Nawet jeżeli pragnął czegoś więcej, nie zamierzał poddawać się słabości. Mogłoby to się skończyć źle dla obojga. Nie potrafił sprostać oczekiwaniom Ashley.

Usiłował skupić uwagę na rozłożonych przed nim rysunkach. Zatopił w nich nieobecny wzrok, ale wcale do niego nie docierało, że to plany olbrzymiej willi – z rozłożonych na stole papierów uśmiechały się do niego orzechowe oczy. Wciągnął w nozdrza powietrze i poczuł słodki zapach, o którym już wiedział, że zostanie mu w pamięci na całe życie.

Ashley mogła odegrać ważną rolę w jego życiu, przyznał szczerze. Nie zamierzał jednak do tego dopuścić.

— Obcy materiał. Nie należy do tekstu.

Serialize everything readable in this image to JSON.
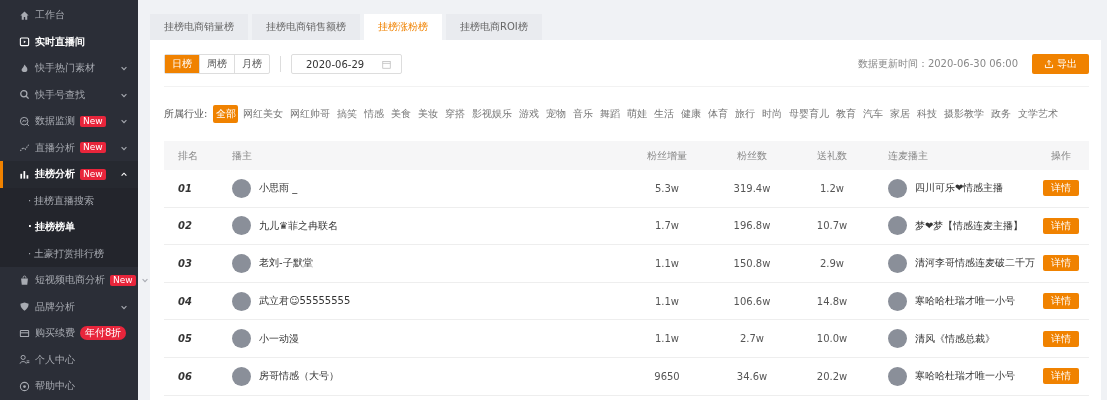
{
  "sidebar": {
    "items": [
      {
        "label": "工作台",
        "highlighted": false,
        "selected": false
      },
      {
        "label": "实时直播间",
        "highlighted": true,
        "selected": false
      },
      {
        "label": "快手热门素材",
        "highlighted": false,
        "selected": false,
        "expanded": false
      },
      {
        "label": "快手号查找",
        "highlighted": false,
        "selected": false,
        "expanded": false
      },
      {
        "label": "数据监测",
        "highlighted": false,
        "selected": false,
        "expanded": false,
        "badge": {
          "kind": "new",
          "text": "New"
        }
      },
      {
        "label": "直播分析",
        "highlighted": false,
        "selected": false,
        "expanded": false,
        "badge": {
          "kind": "new",
          "text": "New"
        }
      },
      {
        "label": "挂榜分析",
        "highlighted": true,
        "selected": true,
        "expanded": true,
        "badge": {
          "kind": "new",
          "text": "New"
        },
        "children": [
          {
            "label": "· 挂榜直播搜索",
            "selected": false
          },
          {
            "label": "· 挂榜榜单",
            "selected": true
          },
          {
            "label": "· 土豪打赏排行榜",
            "selected": false
          }
        ]
      },
      {
        "label": "短视频电商分析",
        "highlighted": false,
        "selected": false,
        "expanded": false,
        "badge": {
          "kind": "new",
          "text": "New"
        }
      },
      {
        "label": "品牌分析",
        "highlighted": false,
        "selected": false,
        "expanded": false
      },
      {
        "label": "购买续费",
        "highlighted": false,
        "selected": false,
        "badge": {
          "kind": "promo",
          "text": "年付8折"
        }
      },
      {
        "label": "个人中心",
        "highlighted": false,
        "selected": false
      },
      {
        "label": "帮助中心",
        "highlighted": false,
        "selected": false
      }
    ]
  },
  "tabs": [
    {
      "label": "挂榜电商销量榜",
      "selected": false
    },
    {
      "label": "挂榜电商销售额榜",
      "selected": false
    },
    {
      "label": "挂榜涨粉榜",
      "selected": true
    },
    {
      "label": "挂榜电商ROI榜",
      "selected": false
    }
  ],
  "periods": [
    {
      "label": "日榜",
      "selected": true
    },
    {
      "label": "周榜",
      "selected": false
    },
    {
      "label": "月榜",
      "selected": false
    }
  ],
  "date_field": {
    "value": "2020-06-29"
  },
  "update_time": "数据更新时间：2020-06-30 06:00",
  "export_button": "导出",
  "industry": {
    "label": "所属行业:",
    "options": [
      {
        "label": "全部",
        "selected": true
      },
      {
        "label": "网红美女",
        "selected": false
      },
      {
        "label": "网红帅哥",
        "selected": false
      },
      {
        "label": "搞笑",
        "selected": false
      },
      {
        "label": "情感",
        "selected": false
      },
      {
        "label": "美食",
        "selected": false
      },
      {
        "label": "美妆",
        "selected": false
      },
      {
        "label": "穿搭",
        "selected": false
      },
      {
        "label": "影视娱乐",
        "selected": false
      },
      {
        "label": "游戏",
        "selected": false
      },
      {
        "label": "宠物",
        "selected": false
      },
      {
        "label": "音乐",
        "selected": false
      },
      {
        "label": "舞蹈",
        "selected": false
      },
      {
        "label": "萌娃",
        "selected": false
      },
      {
        "label": "生活",
        "selected": false
      },
      {
        "label": "健康",
        "selected": false
      },
      {
        "label": "体育",
        "selected": false
      },
      {
        "label": "旅行",
        "selected": false
      },
      {
        "label": "时尚",
        "selected": false
      },
      {
        "label": "母婴育儿",
        "selected": false
      },
      {
        "label": "教育",
        "selected": false
      },
      {
        "label": "汽车",
        "selected": false
      },
      {
        "label": "家居",
        "selected": false
      },
      {
        "label": "科技",
        "selected": false
      },
      {
        "label": "摄影教学",
        "selected": false
      },
      {
        "label": "政务",
        "selected": false
      },
      {
        "label": "文学艺术",
        "selected": false
      }
    ]
  },
  "table": {
    "columns": [
      "排名",
      "播主",
      "粉丝增量",
      "粉丝数",
      "送礼数",
      "连麦播主",
      "操作"
    ],
    "rows": [
      {
        "rank": "01",
        "anchor": "小思雨 _",
        "fan_gain": "5.3w",
        "fans": "319.4w",
        "gifts": "1.2w",
        "co_host": "四川可乐❤情感主播",
        "action": "详情"
      },
      {
        "rank": "02",
        "anchor": "九儿♛菲之冉联名",
        "fan_gain": "1.7w",
        "fans": "196.8w",
        "gifts": "10.7w",
        "co_host": "梦❤梦【情感连麦主播】",
        "action": "详情"
      },
      {
        "rank": "03",
        "anchor": "老刘-子默堂",
        "fan_gain": "1.1w",
        "fans": "150.8w",
        "gifts": "2.9w",
        "co_host": "清河李哥情感连麦破二千万",
        "action": "详情"
      },
      {
        "rank": "04",
        "anchor": "武立君☺55555555",
        "fan_gain": "1.1w",
        "fans": "106.6w",
        "gifts": "14.8w",
        "co_host": "寒哈哈杜瑞才唯一小号",
        "action": "详情"
      },
      {
        "rank": "05",
        "anchor": "小一动漫",
        "fan_gain": "1.1w",
        "fans": "2.7w",
        "gifts": "10.0w",
        "co_host": "清风《情感总裁》",
        "action": "详情"
      },
      {
        "rank": "06",
        "anchor": "房哥情感（大号）",
        "fan_gain": "9650",
        "fans": "34.6w",
        "gifts": "20.2w",
        "co_host": "寒哈哈杜瑞才唯一小号",
        "action": "详情"
      }
    ]
  }
}
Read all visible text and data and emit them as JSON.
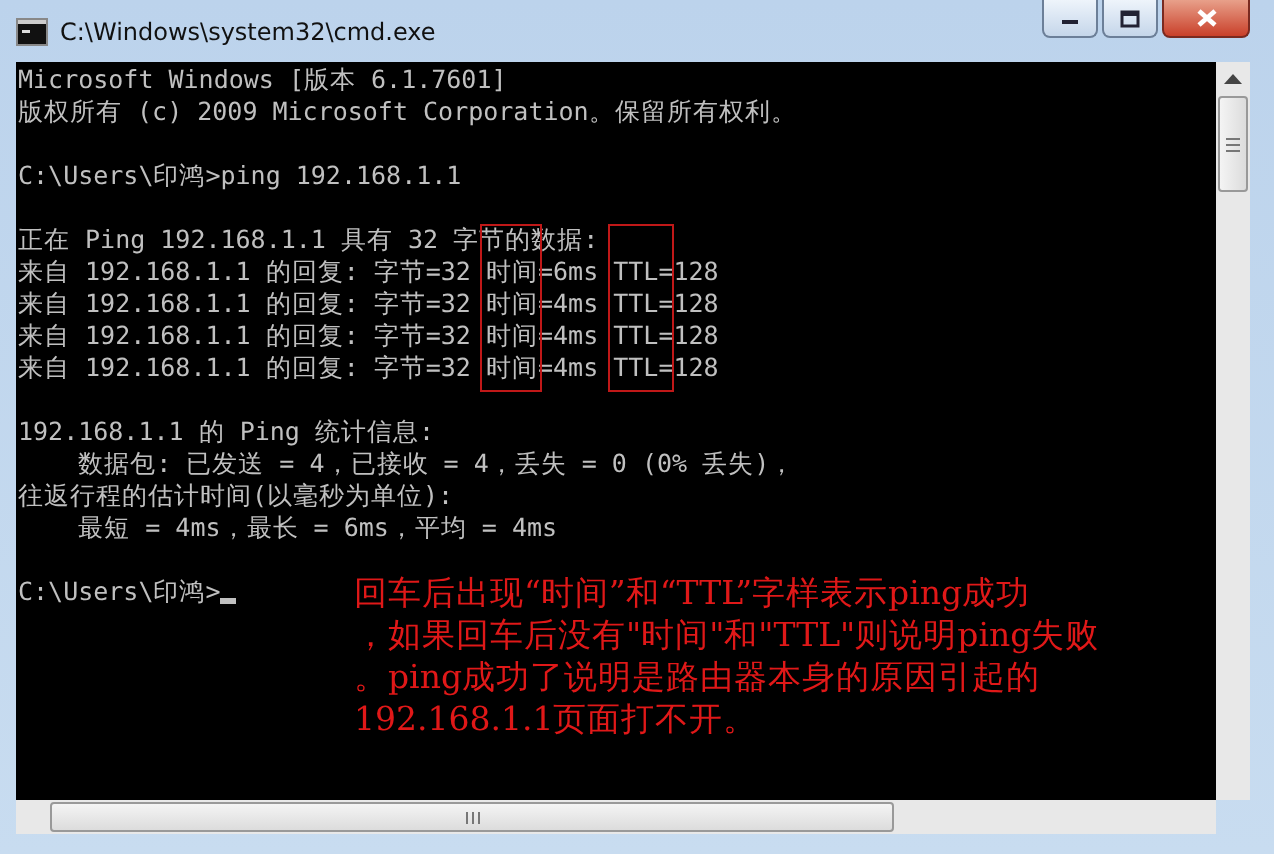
{
  "window": {
    "title": "C:\\Windows\\system32\\cmd.exe"
  },
  "console": {
    "blocks": [
      [
        "Microsoft Windows [版本 6.1.7601]",
        "版权所有 (c) 2009 Microsoft Corporation。保留所有权利。"
      ],
      [
        "C:\\Users\\印鸿>ping 192.168.1.1"
      ],
      [
        "正在 Ping 192.168.1.1 具有 32 字节的数据:",
        "来自 192.168.1.1 的回复: 字节=32 时间=6ms TTL=128",
        "来自 192.168.1.1 的回复: 字节=32 时间=4ms TTL=128",
        "来自 192.168.1.1 的回复: 字节=32 时间=4ms TTL=128",
        "来自 192.168.1.1 的回复: 字节=32 时间=4ms TTL=128"
      ],
      [
        "192.168.1.1 的 Ping 统计信息:",
        "    数据包: 已发送 = 4，已接收 = 4，丢失 = 0 (0% 丢失)，",
        "往返行程的估计时间(以毫秒为单位):",
        "    最短 = 4ms，最长 = 6ms，平均 = 4ms"
      ],
      [
        "C:\\Users\\印鸿>"
      ]
    ]
  },
  "annotation": {
    "lines": [
      "回车后出现“时间”和“TTL”字样表示ping成功",
      "，如果回车后没有\"时间\"和\"TTL\"则说明ping失败",
      "。ping成功了说明是路由器本身的原因引起的",
      "192.168.1.1页面打不开。"
    ]
  }
}
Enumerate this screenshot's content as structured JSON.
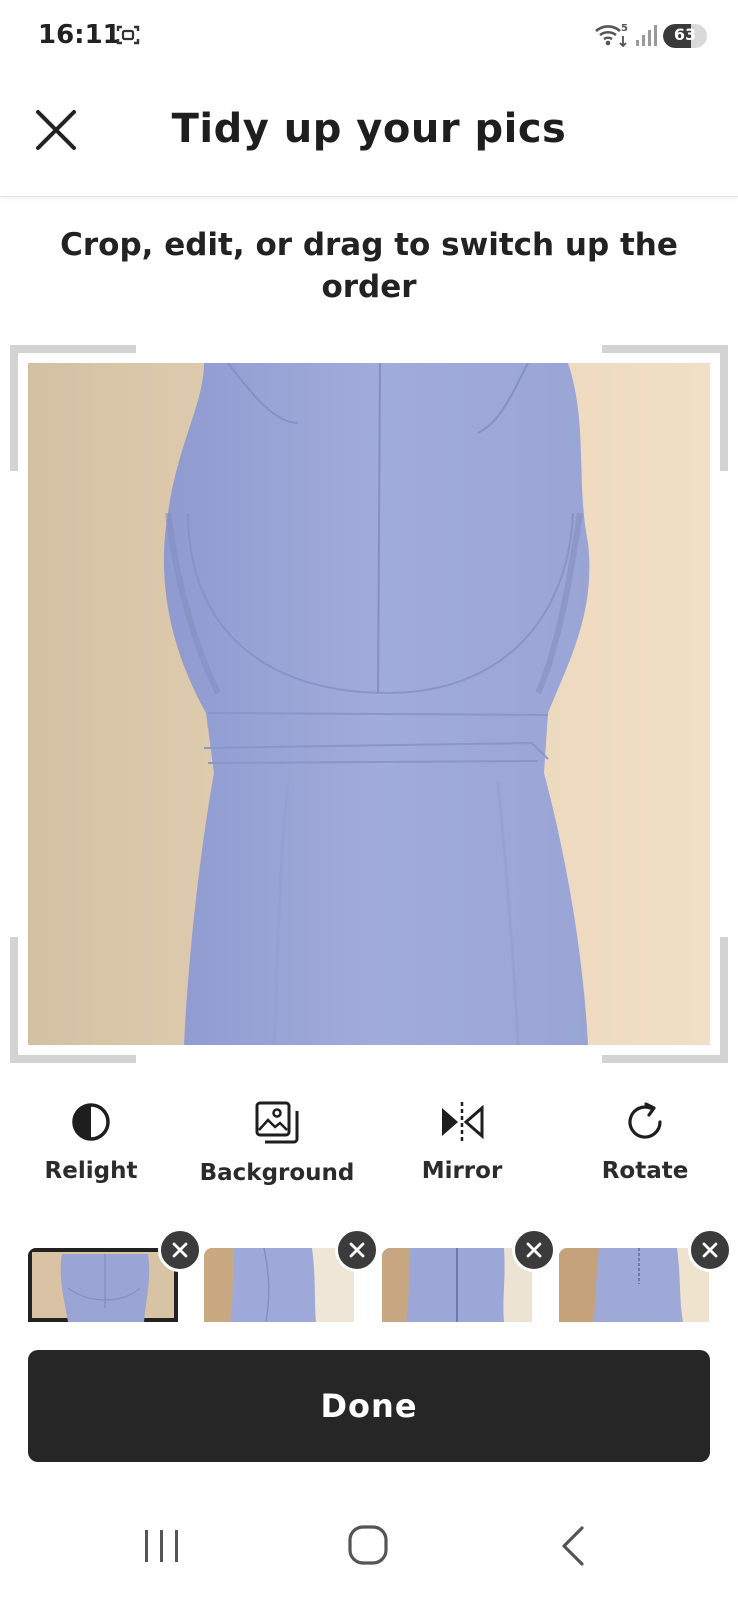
{
  "status_bar": {
    "time": "16:11",
    "battery_level": "63",
    "screenshot_icon": "screenshot-icon",
    "wifi_icon": "wifi-5-icon",
    "signal_icon": "signal-icon"
  },
  "header": {
    "title": "Tidy up your pics",
    "close_icon": "close-icon"
  },
  "subtitle": "Crop, edit, or drag to switch up the order",
  "tools": [
    {
      "label": "Relight",
      "icon": "contrast-icon"
    },
    {
      "label": "Background",
      "icon": "background-icon"
    },
    {
      "label": "Mirror",
      "icon": "mirror-icon"
    },
    {
      "label": "Rotate",
      "icon": "rotate-icon"
    }
  ],
  "thumbnails": {
    "count": 4,
    "selected_index": 0,
    "remove_icon": "remove-icon"
  },
  "done_label": "Done",
  "nav_bar": {
    "recents_icon": "recents-icon",
    "home_icon": "home-icon",
    "back_icon": "back-icon"
  },
  "colors": {
    "dark": "#262626",
    "dress": "#9aa6d6",
    "wall": "#e8d2b2"
  }
}
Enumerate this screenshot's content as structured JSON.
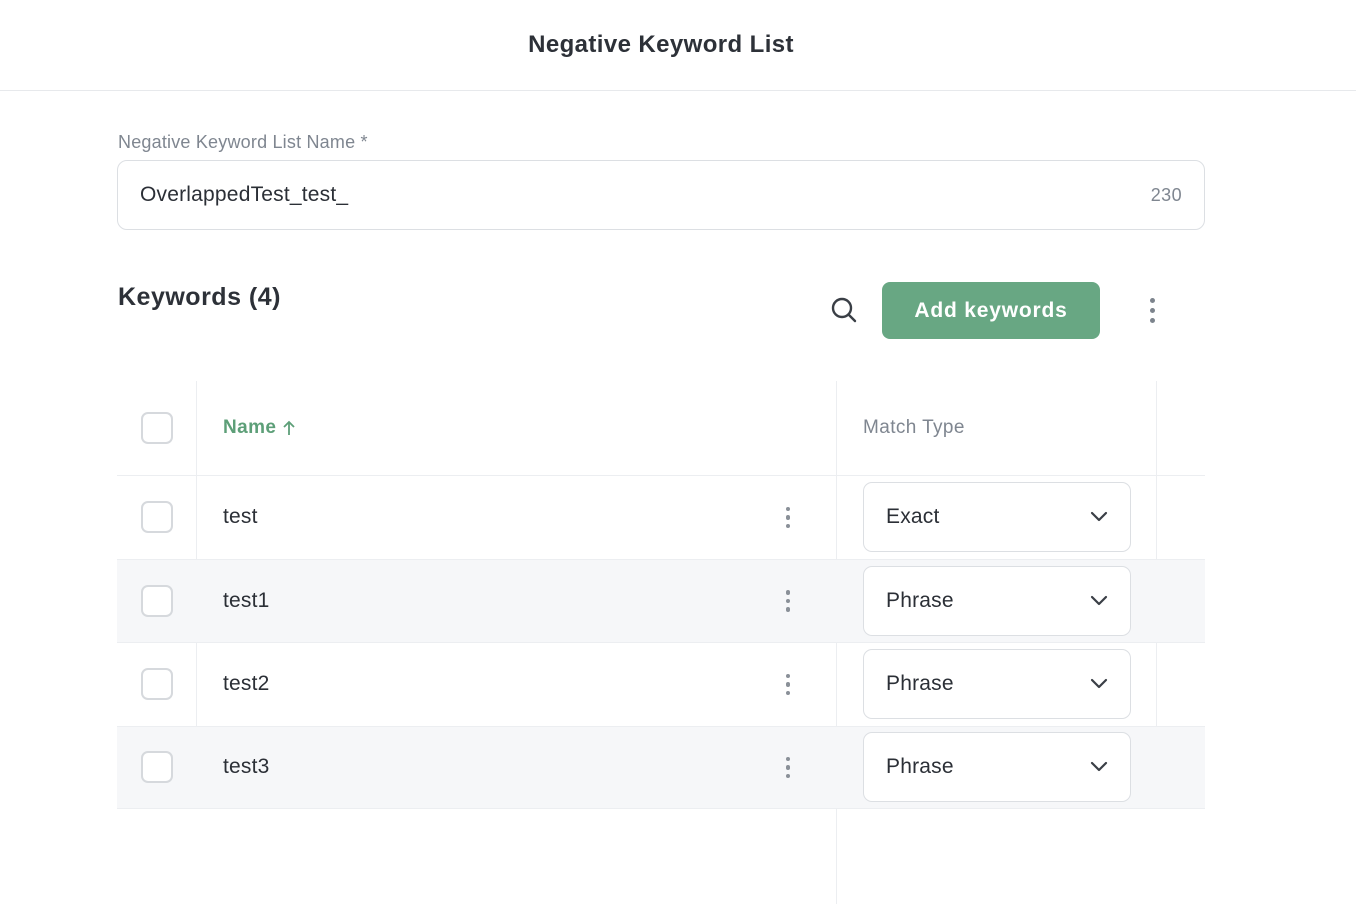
{
  "header": {
    "title": "Negative Keyword List"
  },
  "form": {
    "name_label": "Negative Keyword List Name *",
    "name_value": "OverlappedTest_test_",
    "char_count": "230"
  },
  "keywords": {
    "title": "Keywords (4)",
    "add_label": "Add keywords",
    "icons": {
      "search": "search-icon",
      "more": "more-vertical-icon"
    }
  },
  "table": {
    "columns": {
      "name": "Name",
      "name_sort": "ascending",
      "match_type": "Match Type"
    },
    "rows": [
      {
        "name": "test",
        "match_type": "Exact"
      },
      {
        "name": "test1",
        "match_type": "Phrase"
      },
      {
        "name": "test2",
        "match_type": "Phrase"
      },
      {
        "name": "test3",
        "match_type": "Phrase"
      }
    ]
  },
  "colors": {
    "accent": "#68a783",
    "accent_text": "#5d9f78",
    "row_alt": "#f6f7f9"
  }
}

– A co z jej córeczką? – spytał Zane. – Trudno zignorować obecność dziecka w domu.

Jeff uśmiechnął się.

– Skąd ty możesz raptem coś wiedzieć na temat dzieci?

– Wiem o nich wystarczająco dużo, aby ich unikać jak ognia – zażartował Zane. – Zdaje się, że do niedawna byłeś tego samego zdania. Co się z tobą dzieje, chłopie? Jeżeli tak dalej pójdzie, ludzie zaczną cię podejrzewać, że stałeś się ludzki.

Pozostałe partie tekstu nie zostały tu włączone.